Fortunately, we do not need to have a definitive understanding of the imaginal world with our rational minds. We can experience the imaginal world through what Corbin calls the Active Imagination, the function of which is described as being in our heart, rather than our mind.

Our heart center, functioning with agency and expansiveness, is like a portal, a doorway to the imaginal world. That means we feel and image the imaginal world, it is not accessed by the means of rational thinking.

For us novices to the imaginal, we might connect the experience of it to the feeling that art and poetry activates in us. We might also feel the intimation of the imaginal in a beautiful sunset, a loving touch, a kind word. The feeling, the felt sense, elicited by those experiences, is akin to the heart entering the imaginal.

Corbin writes in Alone with the Alone: Creative Imagination in the Sufism of Ibn 'Arabi:

To sum up, the power of the heart is a secret force or energy (quwwat khafīya), which perceives divine realities by a pure hierophanic knowledge (idrāk wādih jalī) without mixture of any kind, because the heart contains even the Divine Rahma. In its unveiled state, the heart of the gnostic is like a mirror in which the microcosmic form of the Divine Being is reflected.

Now we relate to ally work.

Ally work is a practice vehicle for integrating our experience of the imaginal world.

Fortunately this capacity is built into us — with the heart as the portal. So the barriers to the imaginal are less about limit, and more about will and opportunity.

Even as I write this now there is a soft immersion in the imaginal. It is here, like a subtle body. Not what we tend to sense when we are watching CNN.
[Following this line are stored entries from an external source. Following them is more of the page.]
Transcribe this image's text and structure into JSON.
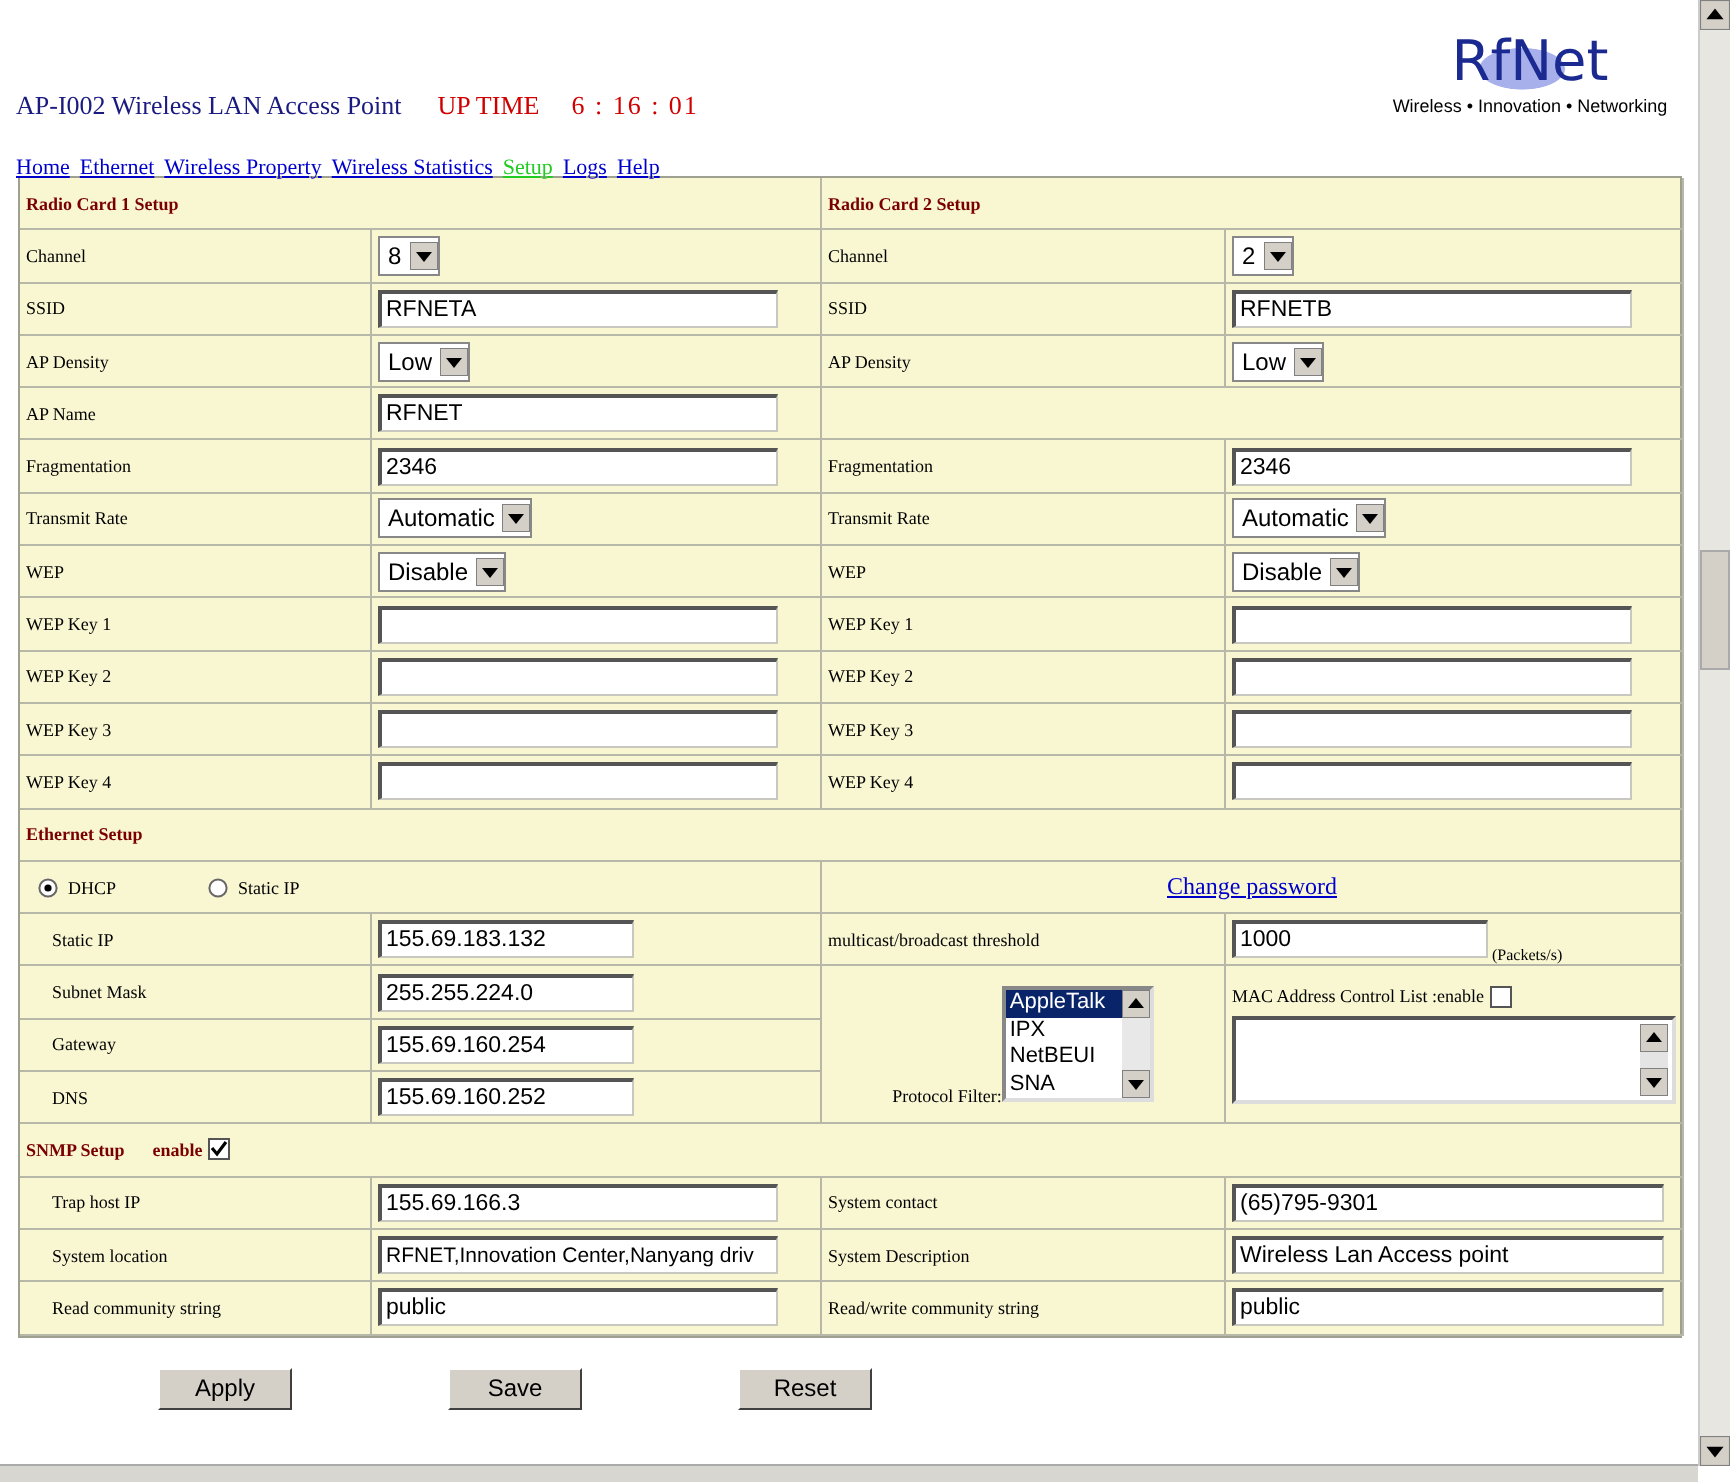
{
  "header": {
    "title": "AP-I002 Wireless LAN Access Point",
    "uptime_label": "UP TIME",
    "uptime": "6 : 16 : 01"
  },
  "logo": {
    "name": "RfNet",
    "tagline": "Wireless • Innovation • Networking"
  },
  "nav": [
    {
      "label": "Home",
      "selected": false
    },
    {
      "label": "Ethernet",
      "selected": false
    },
    {
      "label": "Wireless Property",
      "selected": false
    },
    {
      "label": "Wireless Statistics",
      "selected": false
    },
    {
      "label": "Setup",
      "selected": true
    },
    {
      "label": "Logs",
      "selected": false
    },
    {
      "label": "Help",
      "selected": false
    }
  ],
  "radio_setup": {
    "titles": [
      "Radio Card 1 Setup",
      "Radio Card 2 Setup"
    ],
    "rows": [
      {
        "left": {
          "label": "Channel",
          "kind": "select",
          "value": "8"
        },
        "right": {
          "label": "Channel",
          "kind": "select",
          "value": "2"
        }
      },
      {
        "left": {
          "label": "SSID",
          "kind": "text",
          "value": "RFNETA"
        },
        "right": {
          "label": "SSID",
          "kind": "text",
          "value": "RFNETB"
        }
      },
      {
        "left": {
          "label": "AP Density",
          "kind": "select",
          "value": "Low"
        },
        "right": {
          "label": "AP Density",
          "kind": "select",
          "value": "Low"
        }
      },
      {
        "left": {
          "label": "AP Name",
          "kind": "text",
          "value": "RFNET"
        }
      },
      {
        "left": {
          "label": "Fragmentation",
          "kind": "text",
          "value": "2346"
        },
        "right": {
          "label": "Fragmentation",
          "kind": "text",
          "value": "2346"
        }
      },
      {
        "left": {
          "label": "Transmit Rate",
          "kind": "select",
          "value": "Automatic"
        },
        "right": {
          "label": "Transmit Rate",
          "kind": "select",
          "value": "Automatic"
        }
      },
      {
        "left": {
          "label": "WEP",
          "kind": "select",
          "value": "Disable"
        },
        "right": {
          "label": "WEP",
          "kind": "select",
          "value": "Disable"
        }
      },
      {
        "left": {
          "label": "WEP Key 1",
          "kind": "text"
        },
        "right": {
          "label": "WEP Key 1",
          "kind": "text"
        }
      },
      {
        "left": {
          "label": "WEP Key 2",
          "kind": "text"
        },
        "right": {
          "label": "WEP Key 2",
          "kind": "text"
        }
      },
      {
        "left": {
          "label": "WEP Key 3",
          "kind": "text"
        },
        "right": {
          "label": "WEP Key 3",
          "kind": "text"
        }
      },
      {
        "left": {
          "label": "WEP Key 4",
          "kind": "text"
        },
        "right": {
          "label": "WEP Key 4",
          "kind": "text"
        }
      }
    ]
  },
  "ethernet_setup": {
    "title": "Ethernet Setup",
    "modes": [
      {
        "label": "DHCP",
        "selected": true
      },
      {
        "label": "Static IP",
        "selected": false
      }
    ],
    "change_password": "Change password",
    "fields": [
      {
        "label": "Static IP",
        "value": "155.69.183.132"
      },
      {
        "label": "Subnet Mask",
        "value": "255.255.224.0"
      },
      {
        "label": "Gateway",
        "value": "155.69.160.254"
      },
      {
        "label": "DNS",
        "value": "155.69.160.252"
      }
    ],
    "threshold": {
      "label": "multicast/broadcast threshold",
      "value": "1000",
      "unit": "(Packets/s)"
    },
    "protocol_filter": {
      "label": "Protocol Filter:",
      "options": [
        {
          "label": "AppleTalk",
          "selected": true
        },
        {
          "label": "IPX",
          "selected": false
        },
        {
          "label": "NetBEUI",
          "selected": false
        },
        {
          "label": "SNA",
          "selected": false
        }
      ]
    },
    "mac_control": {
      "label": "MAC Address  Control  List :enable",
      "checked": false
    }
  },
  "snmp_setup": {
    "title": "SNMP Setup",
    "enable_label": "enable",
    "enabled": true,
    "rows": [
      {
        "left": {
          "label": "Trap host IP",
          "value": "155.69.166.3"
        },
        "right": {
          "label": "System contact",
          "value": "(65)795-9301"
        }
      },
      {
        "left": {
          "label": "System location",
          "value": "RFNET,Innovation Center,Nanyang driv"
        },
        "right": {
          "label": "System Description",
          "value": "Wireless Lan Access point"
        }
      },
      {
        "left": {
          "label": "Read community string",
          "value": "public"
        },
        "right": {
          "label": "Read/write community string",
          "value": "public"
        }
      }
    ]
  },
  "buttons": [
    "Apply",
    "Save",
    "Reset"
  ]
}
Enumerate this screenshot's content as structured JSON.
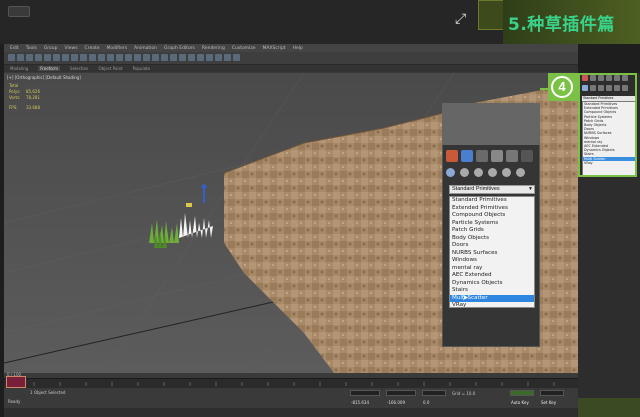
{
  "banner": {
    "brand_title": "5.种草插件篇"
  },
  "app": {
    "menu": [
      "Edit",
      "Tools",
      "Group",
      "Views",
      "Create",
      "Modifiers",
      "Animation",
      "Graph Editors",
      "Rendering",
      "Customize",
      "MAXScript",
      "Help"
    ],
    "ribbon_tabs": [
      "Modeling",
      "Freeform",
      "Selection",
      "Object Paint",
      "Populate"
    ],
    "active_tab": "Freeform"
  },
  "viewport": {
    "label": "[+] [Orthographic] [Default Shading]",
    "stats_total_label": "Total",
    "stats_rows": [
      {
        "label": "Polys:",
        "value": "85,626"
      },
      {
        "label": "Verts:",
        "value": "78,281"
      },
      {
        "label": "FPS:",
        "value": "33.688"
      }
    ]
  },
  "command_panel_small": {
    "selected": "Standard Primitives",
    "items": [
      "Standard Primitives",
      "Extended Primitives",
      "Compound Objects",
      "Particle Systems",
      "Patch Grids",
      "Body Objects",
      "Doors",
      "NURBS Surfaces",
      "Windows",
      "mental ray",
      "AEC Extended",
      "Dynamics Objects",
      "Stairs",
      "Multi Scatter",
      "VRay"
    ],
    "highlighted": "Multi Scatter"
  },
  "callout": {
    "number": "4"
  },
  "command_panel_big": {
    "selected": "Standard Primitives",
    "items": [
      "Standard Primitives",
      "Extended Primitives",
      "Compound Objects",
      "Particle Systems",
      "Patch Grids",
      "Body Objects",
      "Doors",
      "NURBS Surfaces",
      "Windows",
      "mental ray",
      "AEC Extended",
      "Dynamics Objects",
      "Stairs",
      "Multi Scatter",
      "VRay"
    ],
    "highlighted": "Multi Scatter"
  },
  "timeline": {
    "frame_label": "0 / 100",
    "ticks": [
      "0",
      "5",
      "10",
      "15",
      "20",
      "25",
      "30",
      "35",
      "40",
      "45",
      "50",
      "55",
      "60",
      "65",
      "70",
      "75",
      "80",
      "85",
      "90",
      "95",
      "100"
    ]
  },
  "status": {
    "selection": "1 Object Selected",
    "prompt": "Ready",
    "x_value": "-815.634",
    "y_value": "-166.009",
    "z_value": "0.0",
    "grid_label": "Grid = 10.0",
    "autokey": "Auto Key",
    "setkey": "Set Key"
  },
  "colors": {
    "accent_green": "#7bc146",
    "brand_text": "#39d28a",
    "selection_blue": "#2f86e0"
  }
}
As Ibn ‘Arabi described it, the imaginal was made from the same clay as Adam. An indication, that we and the imaginal are one body.

The Western mind, at least the modern Western mind, does not readily admit to the imaginal, so we must trust in sources beyond, including a lineage of Persian and Sufi mystics.

The imaginal is like a feeling. So close. A resting into. An opening.

This is where we meet our ally. A long lost love. A true love. A gift of divine being. The messenger of our private face to the divine.

Our relationship to the ally is subtle, like the imaginal itself. You can’t book it a hotel room, but you may find it in every room. A love as delicate and powerful as the bouquet of a wine and its strong body.

The ally is described as a celestial form of being. It is the ally's image, its representation, its subtle body, in our subtle body, that we meet in the imaginal. A meeting place. A waystation extended from divine light. It’s a mystery, but is it any more mysterious that we should spend so many hours watching Netflix?

What is this life, if it is only the consumption of others’ imaginations? All well and good, but what about our well and good? When we watch Netflix, does it leave us with a subtle fine feeling of the imaginal? It may perhaps, if our soul is touched. But if we were to give a fraction of our Netflix hours to the imaginal, we would find our own subtle and fine, our own real and true, our own mythopoetic multidimensional being.

All love is here for us always. We are never conscripted to this art of ally work. But it is a choice. An opportunity afforded. I write these words as I myself wrestle with this call. How many hours have I whiled away on Netflix and its ilk?

And here now, I touch into the imaginal, feeling the possibility of something which I was born for. True love, true being, not its simulacrum.